Disinyalir hal ini akan berakibat buruk pada perekonomian Rusia selama beberapa waktu mendatang.

Baca juga: Negara-negara Barat Keroyok Rusia Pakai Sanksi Ekonomi, Putin Sebut AS dkk Salah Pilih Musuh

Rusia telah gagal memenuhi tenggat waktu pada Minggu (26/6/2022) malam, untuk masa tenggang 30 hari atas pembayaran bunga sebesar 100 juta dolar AS pada dua Eurobonds yang awalnya jatuh tempo pada 27 Mei.

Kremlin telah berulang kali mengatakan bahwa pihaknya memiliki dana untuk melakukan pembayaran 100 juta dolar AS.
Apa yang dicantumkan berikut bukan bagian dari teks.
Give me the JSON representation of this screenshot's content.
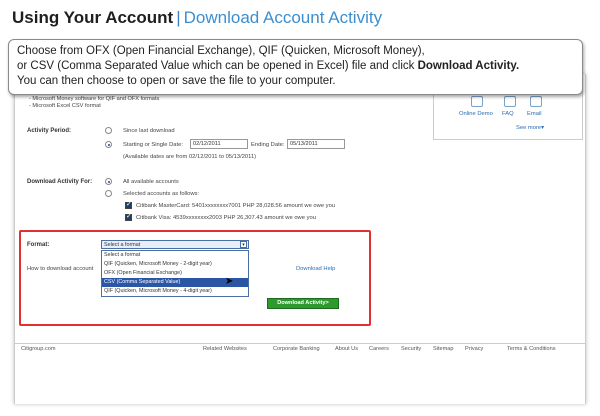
{
  "header": {
    "title_bold": "Using Your Account",
    "separator": "|",
    "title_sub": "Download Account Activity"
  },
  "callout": {
    "line1": "Choose from OFX (Open Financial Exchange), QIF (Quicken, Microsoft Money),",
    "line2_a": "or CSV (Comma Separated Value which can be opened in Excel) file and click ",
    "line2_b": "Download Activity.",
    "line3": "You can then choose to open or save the file to your computer."
  },
  "page": {
    "note1": "- Microsoft Money software for QIF and OFX formats",
    "note2": "- Microsoft Excel CSV format",
    "sidebar": {
      "online_demo": "Online Demo",
      "faq": "FAQ",
      "email": "Email",
      "see_more": "See more▾"
    },
    "activity_period": {
      "label": "Activity Period:",
      "opt1": "Since last download",
      "opt2": "Starting or Single Date:",
      "start_date": "02/12/2011",
      "ending_label": "Ending Date:",
      "end_date": "05/13/2011",
      "available": "(Available dates are from 02/12/2011 to 05/13/2011)"
    },
    "download_for": {
      "label": "Download Activity For:",
      "opt1": "All available accounts",
      "opt2": "Selected accounts as follows:",
      "acct1": "Citibank MasterCard: 5401xxxxxxxx7001 PHP 28,028.56 amount we owe you",
      "acct2": "Citibank Visa: 4539xxxxxxxx2003 PHP 26,307.43 amount we owe you"
    },
    "format": {
      "label": "Format:",
      "selected": "Select a format",
      "options": [
        "Select a format",
        "QIF (Quicken, Microsoft Money - 2-digit year)",
        "OFX (Open Financial Exchange)",
        "CSV (Comma Separated Value)",
        "QIF (Quicken, Microsoft Money - 4-digit year)"
      ],
      "how_to": "How to download account",
      "download_help": "Download Help"
    },
    "download_button": "Download Activity>"
  },
  "footer": {
    "site": "Citigroup.com",
    "links": [
      "Related Websites",
      "Corporate Banking",
      "About Us",
      "Careers",
      "Security",
      "Sitemap",
      "Privacy",
      "Terms & Conditions"
    ]
  },
  "colors": {
    "title_blue": "#3b8fd1",
    "highlight_red": "#e03030",
    "button_green": "#2e9a2e",
    "selected_option": "#2b56a6"
  }
}
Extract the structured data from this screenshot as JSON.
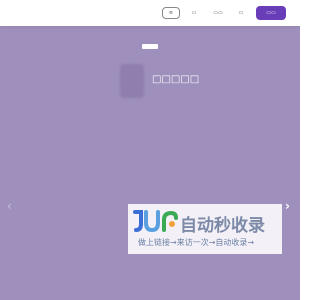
{
  "navbar": {
    "buttons": [
      {
        "label": "≡",
        "style": "outlined"
      },
      {
        "label": "▭",
        "style": "link"
      },
      {
        "label": "▭▭",
        "style": "link"
      },
      {
        "label": "▭",
        "style": "link"
      },
      {
        "label": "▭▭",
        "style": "primary"
      }
    ]
  },
  "hero": {
    "tag": "",
    "title": "□□□□□",
    "prev_arrow": "‹",
    "next_arrow": "›"
  },
  "watermark": {
    "title": "自动秒收录",
    "subtitle": "做上链接→来访一次→自动收录→"
  },
  "colors": {
    "hero_bg": "#9e8fbd",
    "primary": "#6a3db8",
    "watermark_text": "#7c8aa8"
  }
}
Tetapi sanksi keras yang dijatuhkan oleh negara-negara Barat sebagai tanggapan atas perang Putin, yang dimulai pada Februari, membuat hal itu tidak mungkin dilakukan.

Dua sumber secara terpisah mengatakan kepada kantor berita Reuters bahwa beberapa pemegang obligasi Rusia dari Taiwan dalam mata uang euro belum menerima pembayaran bunga pada hari Senin.

Itu terjadi setelah Kantor Pengawasan Aset Asing (OFAC) Departemen Keuangan AS pada akhir Mei secara efektif menghentikan Rusia melakukan pembayaran.

Lembaga pemeringkat internasional diharapkan untuk menyampaikan pernyataan resmi tentang kegagalan Rusia atas utang luar negerinya, yang pertama terjadi sejak revolusi Bolshevik pada tahun 1918.

Sebuah kegagalan membayar utang (default) berarti bahwa Rusia tidak akan dapat mengakses pasar pinjaman internasional sampai membayar kembali kreditur secara penuh, dan menyelesaikan setiap kasus hukum yang berasal dari default.

Baca juga: Galang Dana Lawan Pasukan Militer Rusia, Sekelompok Wanita Ukraina Jual Foto Tanpa Busana

Chris Weafer, mantan kepala strategi di bank terbesar Rusia Sberbank-CIB dan kepala eksekutif di konsultan Macro Advisory yang berbasis di Moskow, mengatakan kepada program BBC Today bahwa default formal akan memicu pembayaran sejumlah besar utang negara.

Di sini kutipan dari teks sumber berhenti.